UNSECOORD declared the road between Geneina and Mornei a "no-go" area after armed men fired at a U.N. truck and looted all personal belongings of the passengers on February 2. The truck was marked with the logos of a U.N. agency and a non-governmental organization (NGO).

Three Norwegian Church Aid (NCA) national staff members were released from police custody on January 30. The three were arrested by GOS police at the NCA office in Nyala on January 3.

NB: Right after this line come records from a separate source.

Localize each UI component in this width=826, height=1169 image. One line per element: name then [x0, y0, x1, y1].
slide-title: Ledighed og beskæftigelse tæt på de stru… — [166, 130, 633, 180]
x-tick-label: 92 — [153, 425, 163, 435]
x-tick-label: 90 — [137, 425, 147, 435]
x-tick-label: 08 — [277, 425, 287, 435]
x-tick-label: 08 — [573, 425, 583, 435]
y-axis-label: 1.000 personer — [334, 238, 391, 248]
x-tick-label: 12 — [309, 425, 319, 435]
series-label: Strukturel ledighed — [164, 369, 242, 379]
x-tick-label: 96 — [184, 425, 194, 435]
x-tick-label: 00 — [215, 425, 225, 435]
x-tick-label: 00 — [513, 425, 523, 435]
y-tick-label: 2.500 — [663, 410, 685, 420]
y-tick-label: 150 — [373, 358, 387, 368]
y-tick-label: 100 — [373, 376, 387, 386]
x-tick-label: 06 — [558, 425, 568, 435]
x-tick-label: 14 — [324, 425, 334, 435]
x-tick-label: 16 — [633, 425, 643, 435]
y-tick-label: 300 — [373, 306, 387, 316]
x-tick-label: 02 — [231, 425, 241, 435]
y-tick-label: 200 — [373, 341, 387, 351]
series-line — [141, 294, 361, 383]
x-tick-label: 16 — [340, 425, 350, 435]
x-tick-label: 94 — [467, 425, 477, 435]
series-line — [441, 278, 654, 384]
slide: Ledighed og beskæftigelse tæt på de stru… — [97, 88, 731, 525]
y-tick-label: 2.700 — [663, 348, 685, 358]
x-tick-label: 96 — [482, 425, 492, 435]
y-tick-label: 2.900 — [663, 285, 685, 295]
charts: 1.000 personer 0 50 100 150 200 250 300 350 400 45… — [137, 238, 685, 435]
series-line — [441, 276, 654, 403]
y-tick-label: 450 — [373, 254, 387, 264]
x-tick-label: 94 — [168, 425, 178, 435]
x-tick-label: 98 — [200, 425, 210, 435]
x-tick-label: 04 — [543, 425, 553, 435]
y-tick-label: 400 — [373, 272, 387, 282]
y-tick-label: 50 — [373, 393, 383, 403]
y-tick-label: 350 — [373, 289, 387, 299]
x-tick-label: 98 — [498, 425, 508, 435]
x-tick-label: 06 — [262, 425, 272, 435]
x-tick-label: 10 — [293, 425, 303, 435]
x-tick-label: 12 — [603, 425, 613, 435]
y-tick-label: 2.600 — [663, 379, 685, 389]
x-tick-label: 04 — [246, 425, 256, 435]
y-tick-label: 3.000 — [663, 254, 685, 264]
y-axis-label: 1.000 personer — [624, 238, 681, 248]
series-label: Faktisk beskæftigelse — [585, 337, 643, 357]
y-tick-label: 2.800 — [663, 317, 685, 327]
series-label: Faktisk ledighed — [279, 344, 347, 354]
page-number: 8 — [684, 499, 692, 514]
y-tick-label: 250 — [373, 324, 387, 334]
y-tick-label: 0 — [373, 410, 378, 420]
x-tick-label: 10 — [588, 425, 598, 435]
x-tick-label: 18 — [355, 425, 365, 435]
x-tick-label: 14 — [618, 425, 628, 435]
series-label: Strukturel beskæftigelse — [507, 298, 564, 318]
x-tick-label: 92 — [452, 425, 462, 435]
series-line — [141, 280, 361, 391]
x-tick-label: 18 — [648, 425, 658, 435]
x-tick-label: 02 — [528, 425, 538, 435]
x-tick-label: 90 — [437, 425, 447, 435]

In response to a recent meningitis outbreak among refugees from Darfur, Médecins Sans Frontières (MSF) plans to launch a vaccination campaign in eastern Chad, in coordination with local health authorities and the International Federation of Red Cross and Red Crescent Societies. The campaign will target approximately 70,000 refugees in Bredjing and Farchana camps and local residents of surrounding areas, as well as in the border town of Adré. MSF is also improving the local surveillance system and administering antibiotics to infected individuals.

The U.N. World Health Organization (WHO) has convened a task force in Khartoum on early preparedness for meningitis and has appealed to humanitarian agencies to be monitoring for possible Meningitis cases in West Darfur, given the recent outbreak in Chad. WHO advised that particular attention should be given to IDPs living in close quarters such as those lodged in Foraboranga hospital.


1 According to WHO, the emergency threshold for crude mortality is 1 death per 10,000 people per day.

2 According to WHO, the emergency threshold for under-five mortality is 2 deaths per 10,000 children under five per day.